Credi additionally explains: "The construction of molecular devices such as NanoGear is a first step forward towards the development of ultra-miniaturized mechanical devices based on molecular motors, with potential breakthrough applications in various fields of technology and medicine." 

The NanoGear mechanical system is a molecular structure belonging to the molecular class of rotaxanes. It has three components: a ring that slides along an axle that has a rotor attached in its center.

The ring can move along the length of the axle but is stopped at both ends by two bulky molecular groups. Meanwhile, the rotor at the middle can rotate along its own axis and is supported by two different "blades" that allow for the observation of its movement.

In the new mechanical system in the molecular scale, its main design element is the presence of the rotor being directly connected to the axis through a covalent bond. On the other hand, the stoppers keep the ring along the length of the axis. As for its rates of movement, both the rotor and the ring depend on the thermal energy present in the NanoGear. Since it is not connected to any form of "motor," the NanoGear is essentially running in "neutral."

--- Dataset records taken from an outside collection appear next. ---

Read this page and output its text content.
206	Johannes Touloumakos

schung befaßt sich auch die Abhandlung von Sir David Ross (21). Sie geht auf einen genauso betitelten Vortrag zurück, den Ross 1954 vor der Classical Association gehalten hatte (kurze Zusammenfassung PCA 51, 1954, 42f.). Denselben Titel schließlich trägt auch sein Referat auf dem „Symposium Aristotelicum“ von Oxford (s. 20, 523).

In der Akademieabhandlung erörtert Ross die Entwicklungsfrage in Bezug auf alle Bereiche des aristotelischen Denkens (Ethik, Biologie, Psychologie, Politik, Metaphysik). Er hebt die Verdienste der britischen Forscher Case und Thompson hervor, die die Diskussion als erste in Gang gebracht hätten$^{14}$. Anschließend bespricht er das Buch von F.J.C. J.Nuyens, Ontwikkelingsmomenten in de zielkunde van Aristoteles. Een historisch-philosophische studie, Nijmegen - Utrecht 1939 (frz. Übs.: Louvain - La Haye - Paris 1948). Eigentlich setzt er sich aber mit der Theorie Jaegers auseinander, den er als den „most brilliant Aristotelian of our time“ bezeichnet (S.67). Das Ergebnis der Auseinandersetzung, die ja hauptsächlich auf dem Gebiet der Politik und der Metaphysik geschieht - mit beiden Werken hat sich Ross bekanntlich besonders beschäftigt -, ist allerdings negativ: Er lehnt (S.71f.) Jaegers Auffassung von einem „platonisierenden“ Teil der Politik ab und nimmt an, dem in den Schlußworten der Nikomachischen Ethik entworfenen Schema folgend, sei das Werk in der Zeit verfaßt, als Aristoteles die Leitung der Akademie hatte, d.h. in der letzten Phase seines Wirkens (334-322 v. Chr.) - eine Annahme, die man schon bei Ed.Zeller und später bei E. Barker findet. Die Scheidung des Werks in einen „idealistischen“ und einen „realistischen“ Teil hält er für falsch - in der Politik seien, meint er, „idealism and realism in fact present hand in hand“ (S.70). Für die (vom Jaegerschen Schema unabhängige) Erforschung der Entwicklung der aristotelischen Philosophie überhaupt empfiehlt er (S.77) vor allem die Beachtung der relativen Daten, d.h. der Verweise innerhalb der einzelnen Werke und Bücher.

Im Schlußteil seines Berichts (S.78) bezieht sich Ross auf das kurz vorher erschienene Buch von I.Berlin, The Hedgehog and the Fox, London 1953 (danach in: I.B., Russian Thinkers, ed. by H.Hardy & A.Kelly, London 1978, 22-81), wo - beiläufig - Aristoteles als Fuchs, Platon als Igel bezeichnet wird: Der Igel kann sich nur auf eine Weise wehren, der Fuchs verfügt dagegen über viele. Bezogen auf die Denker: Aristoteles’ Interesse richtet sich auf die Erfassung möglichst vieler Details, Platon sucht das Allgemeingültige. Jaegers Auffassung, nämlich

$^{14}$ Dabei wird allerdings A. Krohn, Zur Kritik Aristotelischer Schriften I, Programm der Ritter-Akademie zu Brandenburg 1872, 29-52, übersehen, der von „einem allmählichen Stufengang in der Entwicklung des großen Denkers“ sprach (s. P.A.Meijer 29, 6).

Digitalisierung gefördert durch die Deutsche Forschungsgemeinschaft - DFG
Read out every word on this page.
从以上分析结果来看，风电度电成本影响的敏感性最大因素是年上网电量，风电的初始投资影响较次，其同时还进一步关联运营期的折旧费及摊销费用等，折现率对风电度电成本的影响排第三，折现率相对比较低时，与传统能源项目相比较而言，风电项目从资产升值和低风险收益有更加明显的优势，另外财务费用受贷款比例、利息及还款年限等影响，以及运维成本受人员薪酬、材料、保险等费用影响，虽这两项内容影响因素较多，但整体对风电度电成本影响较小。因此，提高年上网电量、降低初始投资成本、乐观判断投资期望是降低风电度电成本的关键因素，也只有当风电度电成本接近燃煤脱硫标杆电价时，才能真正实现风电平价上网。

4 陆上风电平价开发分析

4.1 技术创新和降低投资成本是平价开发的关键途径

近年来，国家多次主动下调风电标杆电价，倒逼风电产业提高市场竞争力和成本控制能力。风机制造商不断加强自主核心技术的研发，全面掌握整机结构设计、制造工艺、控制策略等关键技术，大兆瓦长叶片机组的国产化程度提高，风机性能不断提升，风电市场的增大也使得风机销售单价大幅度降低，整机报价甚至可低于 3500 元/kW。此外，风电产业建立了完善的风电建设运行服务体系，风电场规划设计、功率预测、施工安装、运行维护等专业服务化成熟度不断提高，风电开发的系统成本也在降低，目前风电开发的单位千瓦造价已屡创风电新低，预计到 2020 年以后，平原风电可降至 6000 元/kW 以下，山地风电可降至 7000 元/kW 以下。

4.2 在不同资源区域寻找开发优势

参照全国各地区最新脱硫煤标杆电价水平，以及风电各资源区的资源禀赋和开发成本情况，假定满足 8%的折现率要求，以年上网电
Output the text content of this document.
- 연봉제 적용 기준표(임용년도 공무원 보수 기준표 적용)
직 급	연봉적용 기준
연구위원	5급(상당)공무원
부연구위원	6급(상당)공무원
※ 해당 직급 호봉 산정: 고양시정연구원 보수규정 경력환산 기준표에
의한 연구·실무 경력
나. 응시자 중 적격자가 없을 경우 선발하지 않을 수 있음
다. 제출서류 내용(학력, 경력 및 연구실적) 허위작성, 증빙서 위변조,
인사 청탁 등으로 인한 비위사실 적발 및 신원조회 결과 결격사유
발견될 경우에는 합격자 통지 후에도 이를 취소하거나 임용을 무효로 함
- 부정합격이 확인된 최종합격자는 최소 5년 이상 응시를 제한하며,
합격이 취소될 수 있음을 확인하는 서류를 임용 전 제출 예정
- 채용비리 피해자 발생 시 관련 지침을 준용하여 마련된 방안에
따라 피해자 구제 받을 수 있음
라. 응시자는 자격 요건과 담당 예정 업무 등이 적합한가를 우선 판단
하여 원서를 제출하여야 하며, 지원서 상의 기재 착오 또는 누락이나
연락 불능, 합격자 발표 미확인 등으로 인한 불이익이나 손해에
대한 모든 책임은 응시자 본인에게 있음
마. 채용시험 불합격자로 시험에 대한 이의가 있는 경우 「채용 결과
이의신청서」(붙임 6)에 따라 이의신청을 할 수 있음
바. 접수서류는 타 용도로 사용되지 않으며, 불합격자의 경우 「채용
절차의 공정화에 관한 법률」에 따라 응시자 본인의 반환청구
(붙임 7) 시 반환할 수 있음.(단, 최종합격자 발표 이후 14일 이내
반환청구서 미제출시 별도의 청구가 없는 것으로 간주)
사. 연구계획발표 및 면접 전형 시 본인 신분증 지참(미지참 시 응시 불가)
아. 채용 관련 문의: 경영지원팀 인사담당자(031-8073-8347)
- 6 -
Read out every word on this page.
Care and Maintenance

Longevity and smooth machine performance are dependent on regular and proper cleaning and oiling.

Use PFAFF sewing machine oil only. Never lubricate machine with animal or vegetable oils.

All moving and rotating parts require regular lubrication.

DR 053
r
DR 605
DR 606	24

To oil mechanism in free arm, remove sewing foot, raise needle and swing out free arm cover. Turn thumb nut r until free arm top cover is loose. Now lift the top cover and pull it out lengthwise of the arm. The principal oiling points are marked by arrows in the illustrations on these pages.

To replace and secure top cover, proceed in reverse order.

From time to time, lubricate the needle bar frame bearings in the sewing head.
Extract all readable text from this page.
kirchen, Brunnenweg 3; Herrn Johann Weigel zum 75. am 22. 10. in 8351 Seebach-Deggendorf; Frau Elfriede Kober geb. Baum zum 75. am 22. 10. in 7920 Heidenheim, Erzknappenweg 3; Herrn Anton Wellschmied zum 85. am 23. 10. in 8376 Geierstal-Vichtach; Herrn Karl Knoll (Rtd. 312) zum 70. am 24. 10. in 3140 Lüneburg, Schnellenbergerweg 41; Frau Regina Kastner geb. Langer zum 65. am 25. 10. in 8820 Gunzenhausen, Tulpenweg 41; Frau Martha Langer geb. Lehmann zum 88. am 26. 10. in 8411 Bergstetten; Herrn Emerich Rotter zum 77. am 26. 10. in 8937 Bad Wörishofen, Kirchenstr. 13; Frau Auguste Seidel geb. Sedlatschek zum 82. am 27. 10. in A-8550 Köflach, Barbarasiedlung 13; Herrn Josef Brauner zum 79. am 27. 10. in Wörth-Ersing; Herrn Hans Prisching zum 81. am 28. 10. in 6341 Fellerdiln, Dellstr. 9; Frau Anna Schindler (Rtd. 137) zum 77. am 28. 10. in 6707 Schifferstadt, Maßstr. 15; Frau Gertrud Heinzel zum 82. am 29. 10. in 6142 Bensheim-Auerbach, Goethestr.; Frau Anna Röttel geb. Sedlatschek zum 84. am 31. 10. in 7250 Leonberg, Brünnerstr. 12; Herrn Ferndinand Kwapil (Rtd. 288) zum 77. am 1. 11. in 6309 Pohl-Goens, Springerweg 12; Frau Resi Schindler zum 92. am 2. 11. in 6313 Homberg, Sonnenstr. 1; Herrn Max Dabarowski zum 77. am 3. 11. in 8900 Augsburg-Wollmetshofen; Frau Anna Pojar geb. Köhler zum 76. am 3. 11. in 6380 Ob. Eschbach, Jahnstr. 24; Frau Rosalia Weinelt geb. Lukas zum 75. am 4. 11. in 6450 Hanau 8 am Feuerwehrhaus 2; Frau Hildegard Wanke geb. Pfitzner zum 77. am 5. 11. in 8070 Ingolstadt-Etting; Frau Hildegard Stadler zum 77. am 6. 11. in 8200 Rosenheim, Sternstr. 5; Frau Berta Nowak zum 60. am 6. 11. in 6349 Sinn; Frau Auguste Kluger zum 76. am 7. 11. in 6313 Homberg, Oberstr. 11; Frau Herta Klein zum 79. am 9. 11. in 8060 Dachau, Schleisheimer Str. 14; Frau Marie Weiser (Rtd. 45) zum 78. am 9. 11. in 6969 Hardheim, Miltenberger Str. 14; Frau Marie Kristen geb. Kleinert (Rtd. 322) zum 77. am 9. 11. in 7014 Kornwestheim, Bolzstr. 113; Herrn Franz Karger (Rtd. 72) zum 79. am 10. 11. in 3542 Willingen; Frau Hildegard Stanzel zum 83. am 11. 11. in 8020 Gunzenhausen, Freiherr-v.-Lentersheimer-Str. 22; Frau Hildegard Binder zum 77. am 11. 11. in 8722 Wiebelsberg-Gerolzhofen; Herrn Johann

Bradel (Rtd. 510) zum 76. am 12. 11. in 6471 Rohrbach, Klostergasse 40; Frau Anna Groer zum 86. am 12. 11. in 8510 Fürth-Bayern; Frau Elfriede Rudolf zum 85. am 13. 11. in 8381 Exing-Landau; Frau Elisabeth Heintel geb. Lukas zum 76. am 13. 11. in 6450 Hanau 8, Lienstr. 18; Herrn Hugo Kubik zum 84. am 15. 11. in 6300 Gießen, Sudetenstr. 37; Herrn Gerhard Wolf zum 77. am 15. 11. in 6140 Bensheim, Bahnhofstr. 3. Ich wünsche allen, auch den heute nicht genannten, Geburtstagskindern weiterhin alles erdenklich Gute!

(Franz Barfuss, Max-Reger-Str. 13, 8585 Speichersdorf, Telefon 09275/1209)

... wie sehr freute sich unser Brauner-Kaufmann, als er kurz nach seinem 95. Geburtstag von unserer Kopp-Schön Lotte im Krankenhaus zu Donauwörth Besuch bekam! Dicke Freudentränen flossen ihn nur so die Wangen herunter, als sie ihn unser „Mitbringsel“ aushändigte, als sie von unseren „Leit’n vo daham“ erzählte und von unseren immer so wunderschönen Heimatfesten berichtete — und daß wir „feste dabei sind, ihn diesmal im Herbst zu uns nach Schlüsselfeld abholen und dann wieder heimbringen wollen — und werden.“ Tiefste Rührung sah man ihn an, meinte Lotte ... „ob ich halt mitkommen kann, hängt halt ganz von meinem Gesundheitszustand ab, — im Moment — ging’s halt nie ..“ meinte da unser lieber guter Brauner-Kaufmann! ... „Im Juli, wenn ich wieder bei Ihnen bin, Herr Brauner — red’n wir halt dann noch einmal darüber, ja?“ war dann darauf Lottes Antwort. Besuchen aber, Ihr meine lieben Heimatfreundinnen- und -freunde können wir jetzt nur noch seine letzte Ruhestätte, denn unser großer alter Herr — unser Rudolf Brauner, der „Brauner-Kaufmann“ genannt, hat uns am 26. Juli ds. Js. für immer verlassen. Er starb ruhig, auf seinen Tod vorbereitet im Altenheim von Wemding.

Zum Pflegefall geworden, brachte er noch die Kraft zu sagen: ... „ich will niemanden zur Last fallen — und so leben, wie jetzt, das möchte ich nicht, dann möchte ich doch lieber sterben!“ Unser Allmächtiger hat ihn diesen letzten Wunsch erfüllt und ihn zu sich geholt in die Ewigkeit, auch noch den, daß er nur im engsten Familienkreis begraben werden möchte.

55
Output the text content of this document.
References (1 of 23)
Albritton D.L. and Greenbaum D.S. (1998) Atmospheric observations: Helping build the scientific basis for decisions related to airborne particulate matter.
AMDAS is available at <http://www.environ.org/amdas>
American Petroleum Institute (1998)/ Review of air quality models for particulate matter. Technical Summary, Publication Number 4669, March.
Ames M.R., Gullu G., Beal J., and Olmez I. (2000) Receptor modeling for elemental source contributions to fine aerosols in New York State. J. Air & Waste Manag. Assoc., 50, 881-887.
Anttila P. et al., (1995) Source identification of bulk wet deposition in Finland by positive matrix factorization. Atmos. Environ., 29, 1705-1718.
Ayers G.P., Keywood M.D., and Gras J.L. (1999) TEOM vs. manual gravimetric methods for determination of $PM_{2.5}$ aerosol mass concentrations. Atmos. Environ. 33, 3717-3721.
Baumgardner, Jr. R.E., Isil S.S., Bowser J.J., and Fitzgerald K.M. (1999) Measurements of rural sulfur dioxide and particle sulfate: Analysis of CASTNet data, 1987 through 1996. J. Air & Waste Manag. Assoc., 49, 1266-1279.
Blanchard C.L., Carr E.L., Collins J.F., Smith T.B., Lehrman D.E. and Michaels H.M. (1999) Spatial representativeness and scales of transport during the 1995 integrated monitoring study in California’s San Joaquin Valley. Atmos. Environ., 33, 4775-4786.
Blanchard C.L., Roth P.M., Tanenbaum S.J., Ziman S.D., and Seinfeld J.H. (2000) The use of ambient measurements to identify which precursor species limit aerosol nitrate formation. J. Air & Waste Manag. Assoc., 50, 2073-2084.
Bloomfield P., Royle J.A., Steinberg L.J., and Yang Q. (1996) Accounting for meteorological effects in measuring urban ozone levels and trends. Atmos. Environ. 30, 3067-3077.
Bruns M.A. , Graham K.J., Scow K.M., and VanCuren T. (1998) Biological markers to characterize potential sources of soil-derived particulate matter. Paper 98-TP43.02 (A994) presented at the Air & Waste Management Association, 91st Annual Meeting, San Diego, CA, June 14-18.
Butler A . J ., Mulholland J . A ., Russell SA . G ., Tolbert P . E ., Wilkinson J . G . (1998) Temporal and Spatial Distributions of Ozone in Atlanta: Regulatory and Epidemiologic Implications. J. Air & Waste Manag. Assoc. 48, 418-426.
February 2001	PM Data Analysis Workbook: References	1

Observing the NanoGear in Motion

Researchers used nuclear magnetic resonance techniques to observe the mechanical system's response and to measure its rates as reported in the article "Stereodynamics of E/Z isomerization in rotaxanes through mechanical shuttling and covalent bond rotation," appearing in the latest Chem journal.

They then observed that at 65°C, the ring starts shuttling along the length of the axle at about 7 times per minute, passing over the rotor as it does. In the same period, the rotor spins about 260 times - showing that the two NanoGear motions are not synchronous with each other. However, they mutually influence the response of each other.

Another unexpected and important result is the effect created by the medium in which the new molecule is dispersed. Researchers discovered that by changing the solvent material, one movement slows down while the other speeds up. This behavior, however, has no direct equivalent in the macroscopic world, making this nanoscale lubricating behavior potentially useful for radical innovations in the future.